Kejatuhan Politik Kegagalan SVB telah memicu kembali perdebatan - mirip dengan yang terlihat setelah krisis keuangan 2008 - tentang seberapa banyak yang harus dilakukan pemerintah untuk mengatur dan melindungi bank.
Ketua Federal Reserve AS, Jerome Powell mengatakan, bakal ada peninjauan menyeluruh dan transparan tentang keruntuhan tersebut. Sedangkan Biden menyerukan aturan yang lebih keras dan menekankan bahwa investor dan pemimpin bank tidak terkecuali.
"Mereka dengan sengaja mengambil risiko ... begitulah cara kerja kapitalisme," katanya. Namun Senator Republik Tim Scott yang dipandang sebagai calon presiden potensial pada 2024 menyebutkan, penyelamatan itu "bermasalah".
"Itu membangun budaya intervensi pemerintah tidak akan menghentikan institusi untuk mengandalkan pemerintah setelah mengambil risiko yang berlebihan," cetusnya.
Silicon Valley Bank Bangkrut, Luhut: Kita Harus Hati-hati
Foto/Reuters
Kebangkrutan bank spesialis pemberi pinjaman bagi usaha rintisan (startup) asal Amerika Serikat (AS) Silicon Valley Bank (SVB) bak petir di siang bolong yang mengagetkan dunia finansial global.

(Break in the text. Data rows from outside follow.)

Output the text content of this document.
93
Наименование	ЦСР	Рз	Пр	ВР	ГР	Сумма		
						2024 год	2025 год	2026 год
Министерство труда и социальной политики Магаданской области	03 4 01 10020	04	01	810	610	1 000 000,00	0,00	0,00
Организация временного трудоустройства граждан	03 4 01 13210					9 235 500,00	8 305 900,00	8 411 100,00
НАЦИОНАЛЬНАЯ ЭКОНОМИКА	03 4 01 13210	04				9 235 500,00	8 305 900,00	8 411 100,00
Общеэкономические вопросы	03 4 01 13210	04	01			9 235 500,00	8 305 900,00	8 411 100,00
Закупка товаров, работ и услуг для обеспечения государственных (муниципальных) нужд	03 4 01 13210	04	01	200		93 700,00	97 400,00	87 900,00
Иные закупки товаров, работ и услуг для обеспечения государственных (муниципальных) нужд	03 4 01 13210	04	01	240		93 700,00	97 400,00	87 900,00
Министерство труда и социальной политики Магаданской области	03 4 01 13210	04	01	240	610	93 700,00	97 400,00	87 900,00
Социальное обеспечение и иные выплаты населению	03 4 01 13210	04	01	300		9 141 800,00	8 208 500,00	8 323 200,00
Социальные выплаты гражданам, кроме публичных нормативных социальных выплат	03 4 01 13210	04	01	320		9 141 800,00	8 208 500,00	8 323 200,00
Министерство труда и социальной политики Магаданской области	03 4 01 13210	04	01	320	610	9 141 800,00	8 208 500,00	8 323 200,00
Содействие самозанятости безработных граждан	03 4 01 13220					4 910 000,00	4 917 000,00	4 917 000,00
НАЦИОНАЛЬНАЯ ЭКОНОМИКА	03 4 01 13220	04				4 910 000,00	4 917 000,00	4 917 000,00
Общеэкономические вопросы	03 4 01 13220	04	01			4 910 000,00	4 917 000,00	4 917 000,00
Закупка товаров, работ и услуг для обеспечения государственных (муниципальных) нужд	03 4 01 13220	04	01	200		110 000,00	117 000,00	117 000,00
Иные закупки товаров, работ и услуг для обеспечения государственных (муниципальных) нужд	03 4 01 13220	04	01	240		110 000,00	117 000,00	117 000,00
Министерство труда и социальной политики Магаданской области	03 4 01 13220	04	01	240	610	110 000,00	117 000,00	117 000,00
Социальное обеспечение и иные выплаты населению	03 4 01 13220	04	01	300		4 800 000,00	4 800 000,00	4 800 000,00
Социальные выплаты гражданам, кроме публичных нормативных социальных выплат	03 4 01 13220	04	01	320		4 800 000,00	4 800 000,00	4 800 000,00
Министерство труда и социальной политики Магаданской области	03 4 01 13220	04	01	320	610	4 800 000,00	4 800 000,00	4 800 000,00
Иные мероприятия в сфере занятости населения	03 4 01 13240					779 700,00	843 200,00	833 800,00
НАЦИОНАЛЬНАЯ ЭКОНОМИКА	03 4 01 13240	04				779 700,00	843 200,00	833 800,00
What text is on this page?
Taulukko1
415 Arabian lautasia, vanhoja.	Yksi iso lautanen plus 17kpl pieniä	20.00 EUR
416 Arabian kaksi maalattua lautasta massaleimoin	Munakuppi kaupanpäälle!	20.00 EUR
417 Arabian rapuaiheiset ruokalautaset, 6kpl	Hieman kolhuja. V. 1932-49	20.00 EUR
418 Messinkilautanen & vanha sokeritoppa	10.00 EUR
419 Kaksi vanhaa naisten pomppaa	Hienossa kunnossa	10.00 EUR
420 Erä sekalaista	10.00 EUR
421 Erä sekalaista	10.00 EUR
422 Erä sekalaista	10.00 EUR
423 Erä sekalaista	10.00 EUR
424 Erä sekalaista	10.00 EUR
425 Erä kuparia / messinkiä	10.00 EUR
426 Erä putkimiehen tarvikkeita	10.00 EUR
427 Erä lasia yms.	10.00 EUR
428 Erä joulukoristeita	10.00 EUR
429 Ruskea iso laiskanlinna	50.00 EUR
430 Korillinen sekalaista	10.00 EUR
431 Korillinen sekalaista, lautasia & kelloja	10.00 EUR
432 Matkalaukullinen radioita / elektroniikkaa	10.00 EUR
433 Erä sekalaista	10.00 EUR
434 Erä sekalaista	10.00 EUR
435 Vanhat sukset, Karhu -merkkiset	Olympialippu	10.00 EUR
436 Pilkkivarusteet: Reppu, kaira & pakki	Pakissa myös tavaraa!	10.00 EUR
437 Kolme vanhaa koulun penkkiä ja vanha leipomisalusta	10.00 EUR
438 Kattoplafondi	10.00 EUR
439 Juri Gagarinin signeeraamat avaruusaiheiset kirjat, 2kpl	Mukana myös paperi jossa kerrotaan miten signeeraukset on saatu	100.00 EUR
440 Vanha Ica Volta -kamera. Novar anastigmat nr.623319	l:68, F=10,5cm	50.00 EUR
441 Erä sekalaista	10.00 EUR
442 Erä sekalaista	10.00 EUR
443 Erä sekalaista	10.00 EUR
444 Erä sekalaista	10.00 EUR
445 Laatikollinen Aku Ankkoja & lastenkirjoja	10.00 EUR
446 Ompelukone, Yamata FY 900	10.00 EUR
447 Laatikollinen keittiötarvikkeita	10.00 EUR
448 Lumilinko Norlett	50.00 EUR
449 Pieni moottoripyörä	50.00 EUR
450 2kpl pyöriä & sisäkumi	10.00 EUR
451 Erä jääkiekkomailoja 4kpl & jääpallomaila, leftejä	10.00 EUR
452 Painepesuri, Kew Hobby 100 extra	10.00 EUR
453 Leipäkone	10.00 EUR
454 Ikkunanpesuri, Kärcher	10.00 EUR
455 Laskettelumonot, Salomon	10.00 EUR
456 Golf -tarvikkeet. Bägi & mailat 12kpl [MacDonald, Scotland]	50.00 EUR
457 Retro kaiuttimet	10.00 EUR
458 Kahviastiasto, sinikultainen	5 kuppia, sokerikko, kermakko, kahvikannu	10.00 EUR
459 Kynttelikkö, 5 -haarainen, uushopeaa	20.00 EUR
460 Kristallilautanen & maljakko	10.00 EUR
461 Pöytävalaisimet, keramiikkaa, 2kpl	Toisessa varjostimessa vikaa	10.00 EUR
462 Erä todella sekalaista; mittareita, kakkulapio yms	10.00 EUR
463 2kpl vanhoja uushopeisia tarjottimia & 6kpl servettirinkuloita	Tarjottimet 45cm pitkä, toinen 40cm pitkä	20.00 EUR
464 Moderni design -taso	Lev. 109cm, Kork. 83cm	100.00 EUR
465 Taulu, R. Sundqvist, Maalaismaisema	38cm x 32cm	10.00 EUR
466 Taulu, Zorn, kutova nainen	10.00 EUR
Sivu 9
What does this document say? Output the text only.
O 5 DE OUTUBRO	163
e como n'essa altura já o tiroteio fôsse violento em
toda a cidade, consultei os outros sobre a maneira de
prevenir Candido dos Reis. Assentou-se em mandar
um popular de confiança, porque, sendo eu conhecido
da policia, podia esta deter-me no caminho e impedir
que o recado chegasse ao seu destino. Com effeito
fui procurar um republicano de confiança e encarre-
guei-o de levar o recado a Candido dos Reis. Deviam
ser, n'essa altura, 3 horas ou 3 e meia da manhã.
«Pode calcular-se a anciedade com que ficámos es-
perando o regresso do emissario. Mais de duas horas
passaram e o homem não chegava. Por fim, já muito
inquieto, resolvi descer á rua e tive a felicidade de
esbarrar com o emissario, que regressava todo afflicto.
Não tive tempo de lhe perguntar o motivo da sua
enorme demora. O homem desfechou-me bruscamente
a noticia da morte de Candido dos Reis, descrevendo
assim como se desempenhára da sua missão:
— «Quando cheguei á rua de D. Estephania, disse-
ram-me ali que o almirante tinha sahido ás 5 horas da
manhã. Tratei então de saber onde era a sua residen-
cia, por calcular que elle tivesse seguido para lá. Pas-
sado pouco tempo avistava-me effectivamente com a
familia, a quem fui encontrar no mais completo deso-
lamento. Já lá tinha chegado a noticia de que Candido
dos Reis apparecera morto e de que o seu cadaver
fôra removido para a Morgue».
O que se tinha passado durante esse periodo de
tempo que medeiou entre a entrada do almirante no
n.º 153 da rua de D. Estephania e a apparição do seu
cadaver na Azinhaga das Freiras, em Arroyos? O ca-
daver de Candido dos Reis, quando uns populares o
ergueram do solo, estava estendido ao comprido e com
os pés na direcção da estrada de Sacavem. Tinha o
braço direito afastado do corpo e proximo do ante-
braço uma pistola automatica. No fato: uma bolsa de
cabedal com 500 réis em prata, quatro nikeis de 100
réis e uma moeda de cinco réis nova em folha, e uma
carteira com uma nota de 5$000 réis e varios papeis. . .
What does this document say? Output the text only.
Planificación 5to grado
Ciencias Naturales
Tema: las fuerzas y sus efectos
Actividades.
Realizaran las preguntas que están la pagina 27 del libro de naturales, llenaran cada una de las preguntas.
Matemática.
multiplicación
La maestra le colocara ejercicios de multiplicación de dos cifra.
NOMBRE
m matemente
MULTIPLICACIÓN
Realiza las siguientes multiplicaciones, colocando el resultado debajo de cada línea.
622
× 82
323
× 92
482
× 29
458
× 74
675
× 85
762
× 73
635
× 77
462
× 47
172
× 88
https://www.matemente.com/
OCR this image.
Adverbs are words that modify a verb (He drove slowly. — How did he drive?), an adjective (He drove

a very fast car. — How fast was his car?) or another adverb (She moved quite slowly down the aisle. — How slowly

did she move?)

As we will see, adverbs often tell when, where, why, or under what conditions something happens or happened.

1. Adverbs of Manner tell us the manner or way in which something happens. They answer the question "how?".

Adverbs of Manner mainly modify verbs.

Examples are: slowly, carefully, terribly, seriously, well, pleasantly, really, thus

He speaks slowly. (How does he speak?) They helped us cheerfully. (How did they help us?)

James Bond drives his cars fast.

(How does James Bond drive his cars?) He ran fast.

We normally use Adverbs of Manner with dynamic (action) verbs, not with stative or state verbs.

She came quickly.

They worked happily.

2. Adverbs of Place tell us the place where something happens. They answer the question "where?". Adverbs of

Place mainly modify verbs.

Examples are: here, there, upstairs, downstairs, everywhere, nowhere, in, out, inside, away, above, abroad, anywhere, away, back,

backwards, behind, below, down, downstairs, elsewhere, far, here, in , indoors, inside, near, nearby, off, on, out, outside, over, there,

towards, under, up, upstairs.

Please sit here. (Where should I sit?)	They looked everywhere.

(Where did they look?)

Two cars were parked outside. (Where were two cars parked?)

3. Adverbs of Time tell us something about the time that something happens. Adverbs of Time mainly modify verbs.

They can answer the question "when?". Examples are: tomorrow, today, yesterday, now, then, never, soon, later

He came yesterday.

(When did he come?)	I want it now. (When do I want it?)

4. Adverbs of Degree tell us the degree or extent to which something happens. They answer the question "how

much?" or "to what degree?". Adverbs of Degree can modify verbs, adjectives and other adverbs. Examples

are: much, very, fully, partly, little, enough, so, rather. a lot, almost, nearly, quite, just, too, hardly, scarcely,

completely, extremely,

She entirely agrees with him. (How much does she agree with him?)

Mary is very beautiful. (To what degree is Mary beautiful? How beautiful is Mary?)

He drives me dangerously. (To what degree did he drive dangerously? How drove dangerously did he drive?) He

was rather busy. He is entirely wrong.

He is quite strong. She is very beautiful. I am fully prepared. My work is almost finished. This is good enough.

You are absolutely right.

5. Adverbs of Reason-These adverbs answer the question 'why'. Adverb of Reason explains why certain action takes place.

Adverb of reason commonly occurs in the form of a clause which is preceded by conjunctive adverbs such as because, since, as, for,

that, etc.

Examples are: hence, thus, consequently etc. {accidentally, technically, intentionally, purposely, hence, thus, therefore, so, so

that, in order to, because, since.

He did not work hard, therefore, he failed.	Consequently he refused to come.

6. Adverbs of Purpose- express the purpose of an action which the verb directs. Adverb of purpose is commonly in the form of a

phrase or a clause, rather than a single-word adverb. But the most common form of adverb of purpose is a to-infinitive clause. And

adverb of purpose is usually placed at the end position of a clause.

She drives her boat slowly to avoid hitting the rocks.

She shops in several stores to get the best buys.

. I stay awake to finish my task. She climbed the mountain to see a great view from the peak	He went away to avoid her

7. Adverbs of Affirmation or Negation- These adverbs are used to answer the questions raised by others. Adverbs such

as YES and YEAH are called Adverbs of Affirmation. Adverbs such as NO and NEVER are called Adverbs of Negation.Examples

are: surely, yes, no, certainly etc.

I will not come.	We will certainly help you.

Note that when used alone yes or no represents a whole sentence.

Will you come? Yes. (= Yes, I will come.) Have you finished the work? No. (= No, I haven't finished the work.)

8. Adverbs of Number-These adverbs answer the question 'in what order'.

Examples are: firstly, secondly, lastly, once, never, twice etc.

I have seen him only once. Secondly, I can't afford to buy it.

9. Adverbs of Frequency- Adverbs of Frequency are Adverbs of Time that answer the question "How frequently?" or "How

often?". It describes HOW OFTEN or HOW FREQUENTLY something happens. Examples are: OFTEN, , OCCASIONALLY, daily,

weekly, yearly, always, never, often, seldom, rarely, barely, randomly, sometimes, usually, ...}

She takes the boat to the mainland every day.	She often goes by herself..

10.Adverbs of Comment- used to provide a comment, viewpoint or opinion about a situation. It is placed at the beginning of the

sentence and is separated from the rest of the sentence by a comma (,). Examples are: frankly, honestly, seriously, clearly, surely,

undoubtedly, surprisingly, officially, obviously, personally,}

Tak terkecuali di dalam negeri, Menteri Koordinator Bidang Kemaritiman dan Investasi (Menko Marinves) Luhut Binsar Pandjaitan pun mengaku tidak menduga SVB mengalami kebangkrutan. Sebab itu, LUhut mewanti-wanti semua untuk waspada dan berhati-hati meskipun modal kapital perbankan Indonesia relatif kuat dibandingkan AS.
"Saya lihat ini nilai liquidity coverage ratio di Indonesia itu 234%, masih tinggi. AS itu 148%, kemudian Jepang 135%, China 132%, dan Eropa 120%. Jadi Indonesia masih tinggi sekali," ungkap Luhut usai menghadiri acara Indonesia Leading Economic Forum 2023, di Jakarta, Selasa (14/3/2023).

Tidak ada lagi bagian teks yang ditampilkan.